Having the confidence to meet new people
When it comes to putting herself out there to meet new people, she doesn’t put pressure on herself to go out and network. And she doesn’t use it as an opportunity to benefit her long-term aspirations. Instead, she’s looking at upcoming events and volunteer opportunities asking herself if it’s something she’s genuinely interested in.
“I got involved with organising events with Surfing for Farmers in Dunedin, because I like participating in the community, giving back when I can, and helping people. Through that, I met a like-minded friend from FMG. She is one of the most positive people I’ve ever met and she’s had such an impact on me. We would catch up once a week, and it was great to have someone to bounce things off, check how the week was and have a quick little carry-on. It was really awesome and we still keep in touch!”
“When I go to an event, I try to pick two or three people to talk to. If that happens, I’m quite content having those conversations and being around new people.”
As a self-proclaimed ‘extravert, usually full of beans’ Chloe knows that others may be more introverted when attending events. “My tip for people is to not be afraid of talking to new people because you can’t lose anything. Young Farmers is all about meeting new people and making new friendships. I know it can be hard going to your first event, you don’t know the people or their inside jokes but give it a couple of minutes and you’ll be good to go. You just have to get through it, have the confidence and give it a crack!”
The power of routine and reflection
With many different priorities on the go, she shared the importance of having a routine and what that meant for her overall mindset. “I try to go to the gym twice a week in the mornings, and then at least squash one afternoon, and to get fresh air. One of the things I enjoy is milking cows on my grandparents farm because it means a weekend outdoors.’
“I realised your mental health is actually important, and doing things you enjoy makes you feel like yourself.”
Thinking about what advice she’d give herself if she could go back in time to when she was just starting Uni, she said, “I would tell myself, don't be so hard on yourself. I probably still need to learn that today. I can give that advice and not take it very easily!”
She added, “you might think that you’re not good enough when you’re young. But you're still in your early phase. So my advice is taking time to reflect can really help. When I’ve just finished a board meeting and I’m on the plane heading home, I’ll sit there for five minutes and think, how'd that go? I try to get in the habit of doing this in a positive way.”
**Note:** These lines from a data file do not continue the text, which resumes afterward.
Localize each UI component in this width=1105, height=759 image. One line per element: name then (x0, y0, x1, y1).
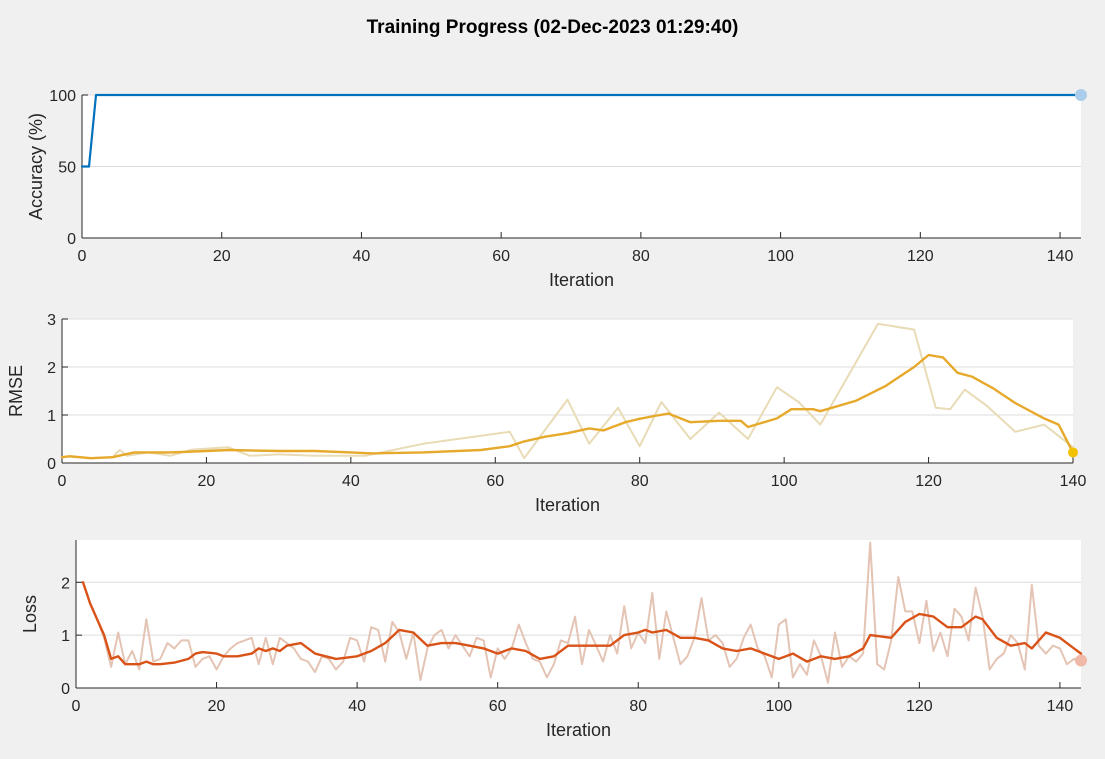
x-axis-label: Iteration (549, 270, 614, 290)
x-tick-label: 140 (1047, 248, 1074, 265)
x-tick-label: 100 (765, 698, 792, 715)
y-tick-label: 50 (58, 160, 76, 177)
y-tick-label: 100 (49, 88, 76, 105)
x-tick-label: 120 (906, 698, 933, 715)
x-tick-label: 40 (342, 473, 360, 490)
y-tick-label: 2 (47, 360, 56, 377)
x-axis-label: Iteration (546, 720, 611, 740)
y-tick-label: 0 (47, 456, 56, 473)
y-tick-label: 0 (61, 681, 70, 698)
x-tick-label: 20 (213, 248, 231, 265)
series-line-raw (68, 322, 1074, 460)
x-tick-label: 80 (632, 248, 650, 265)
plot-area (76, 540, 1081, 688)
x-tick-label: 60 (492, 248, 510, 265)
series-line-smoothed (81, 581, 1083, 666)
x-tick-label: 80 (631, 473, 649, 490)
accuracy-plot: 0 50 100 0 20 40 60 80 100 120 140 Iteration Accurac… (26, 88, 1087, 290)
x-tick-label: 60 (486, 473, 504, 490)
y-tick-label: 1 (47, 408, 56, 425)
x-tick-label: 80 (629, 698, 647, 715)
series-line-raw (82, 541, 1082, 684)
x-tick-label: 140 (1060, 473, 1087, 490)
y-axis-label: Loss (20, 595, 40, 633)
x-tick-label: 40 (348, 698, 366, 715)
y-tick-label: 1 (61, 628, 70, 645)
y-tick-label: 0 (67, 231, 76, 248)
end-marker (1075, 654, 1087, 667)
x-tick-label: 100 (767, 248, 794, 265)
x-tick-label: 120 (907, 248, 934, 265)
x-tick-label: 100 (771, 473, 798, 490)
x-tick-label: 120 (915, 473, 942, 490)
plot-area (62, 319, 1073, 463)
x-tick-label: 20 (198, 473, 216, 490)
y-tick-label: 3 (47, 312, 56, 329)
y-tick-label: 2 (61, 575, 70, 592)
x-tick-label: 20 (208, 698, 226, 715)
x-tick-label: 60 (489, 698, 507, 715)
x-tick-label: 0 (78, 248, 87, 265)
rmse-plot: 0 1 2 3 0 20 40 60 80 100 120 140 Iteration RMSE (6, 312, 1086, 515)
end-marker (1075, 89, 1087, 101)
y-axis-label: Accuracy (%) (26, 113, 46, 220)
end-marker (1068, 447, 1078, 458)
x-tick-label: 0 (58, 473, 67, 490)
x-tick-label: 140 (1047, 698, 1074, 715)
page-title: Training Progress (02-Dec-2023 01:29:40) (366, 17, 739, 38)
y-axis-label: RMSE (6, 365, 26, 417)
x-tick-label: 40 (353, 248, 371, 265)
x-axis-label: Iteration (535, 495, 600, 515)
x-tick-label: 0 (72, 698, 81, 715)
series-line-smoothed (60, 353, 1075, 460)
series-line-raw (80, 93, 1083, 168)
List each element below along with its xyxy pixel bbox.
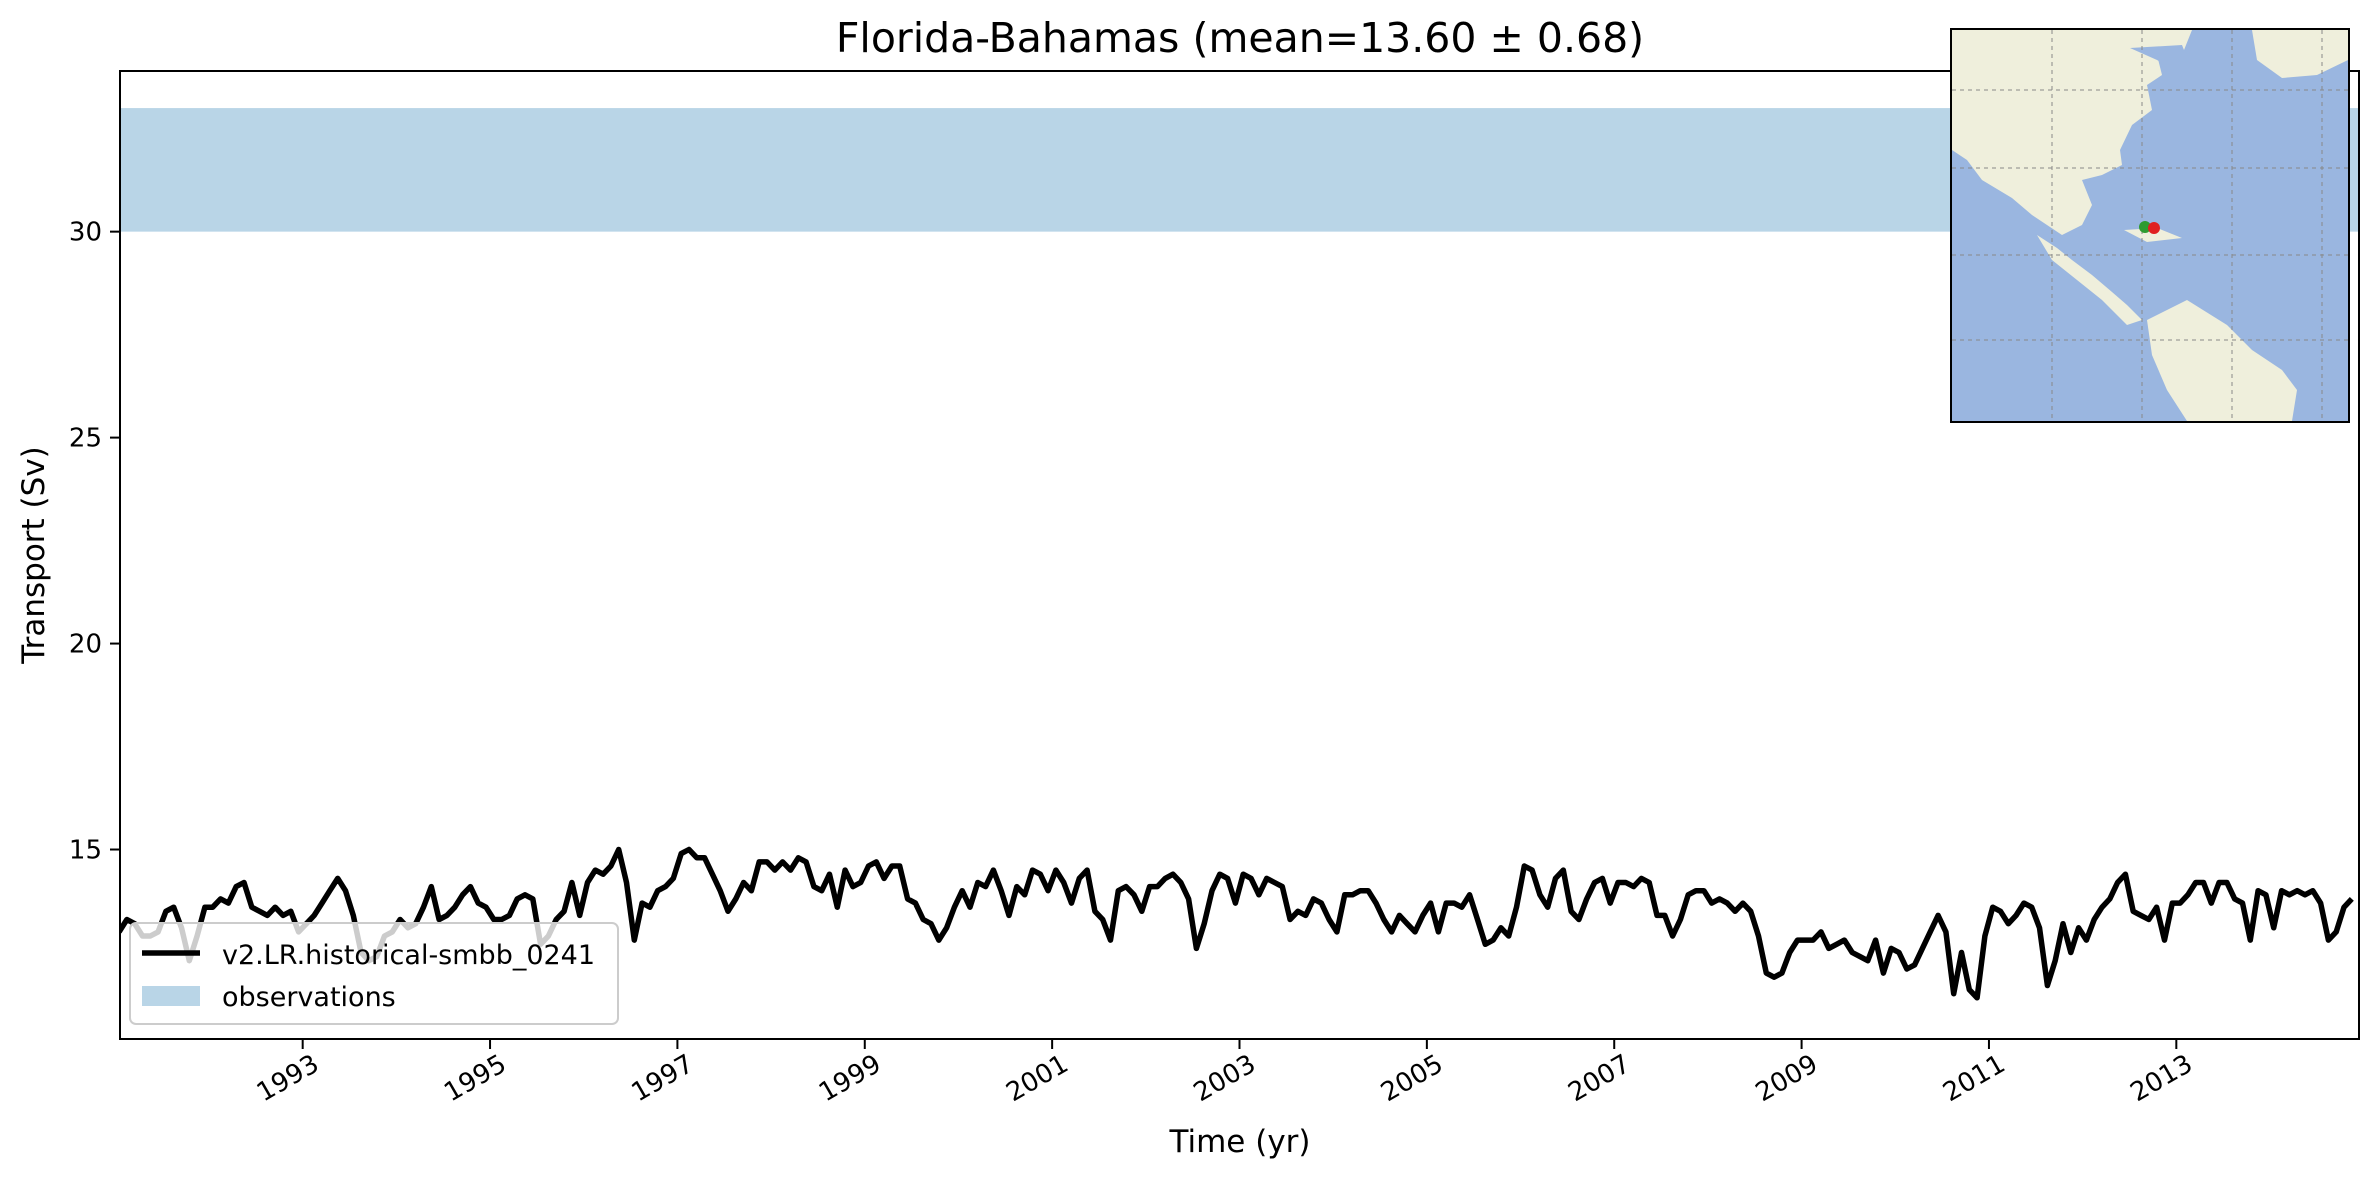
world-map bbox=[1952, 30, 2348, 421]
location-map-inset bbox=[1950, 28, 2350, 423]
x-axis: 1993 1995 1997 1999 2001 2003 2005 2007 2009 2011… bbox=[252, 1039, 2198, 1108]
y-tick-label: 30 bbox=[69, 218, 102, 248]
y-tick-label: 20 bbox=[69, 630, 102, 660]
y-tick-label: 15 bbox=[69, 836, 102, 866]
chart-title: Florida-Bahamas (mean=13.60 ± 0.68) bbox=[836, 14, 1644, 62]
x-tick-label: 2009 bbox=[1751, 1049, 1823, 1108]
x-tick-label: 1995 bbox=[439, 1049, 511, 1108]
land bbox=[1952, 30, 2348, 421]
x-tick-label: 2003 bbox=[1189, 1049, 1261, 1108]
x-tick-label: 2011 bbox=[1938, 1049, 2010, 1108]
x-tick-label: 2013 bbox=[2126, 1049, 2198, 1108]
legend: v2.LR.historical-smbb_0241 observations bbox=[129, 922, 619, 1025]
section-start-marker bbox=[2139, 221, 2151, 233]
legend-series-label: v2.LR.historical-smbb_0241 bbox=[222, 940, 595, 971]
x-tick-label: 2007 bbox=[1563, 1049, 1635, 1108]
legend-box bbox=[129, 922, 619, 1025]
x-tick-label: 1999 bbox=[814, 1049, 886, 1108]
y-tick-label: 25 bbox=[69, 424, 102, 454]
legend-observations-swatch bbox=[142, 986, 200, 1006]
legend-observations-label: observations bbox=[222, 982, 396, 1013]
y-axis-label: Transport (Sv) bbox=[16, 446, 52, 665]
series-line bbox=[120, 846, 2354, 1001]
x-tick-label: 2001 bbox=[1001, 1049, 1073, 1108]
x-tick-label: 1993 bbox=[252, 1049, 324, 1108]
x-axis-label: Time (yr) bbox=[1169, 1124, 1311, 1160]
section-end-marker bbox=[2148, 222, 2160, 234]
x-tick-label: 2005 bbox=[1376, 1049, 1448, 1108]
x-tick-label: 1997 bbox=[627, 1049, 699, 1108]
y-axis: 15 20 25 30 bbox=[69, 218, 120, 866]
Reflecting back and looking forward
Reflecting back over the years, with her job changes and moving around New Zealand, we asked Chloe how she’s managed to stay involved with NZYF.
For me, Young Farmers is associated with the agriculture industry, so if I can go to a meeting and talk to people about cows - I’m there!”
“Staying involved is about keeping a Club going, so I would step up in different roles. When I moved across New Zealand, I wanted to keep in touch with people. And I liked that you could help with things you saw that needed help - not sit there just complaining about it, but doing something about it.”
“As for being on the board now, it’s not because I am looking for a huge governance career - I’m still figuring out where I want to go. But I’m really enjoying the learnings I have on the go, and I like how the board is in a position to keep the organisation on track.”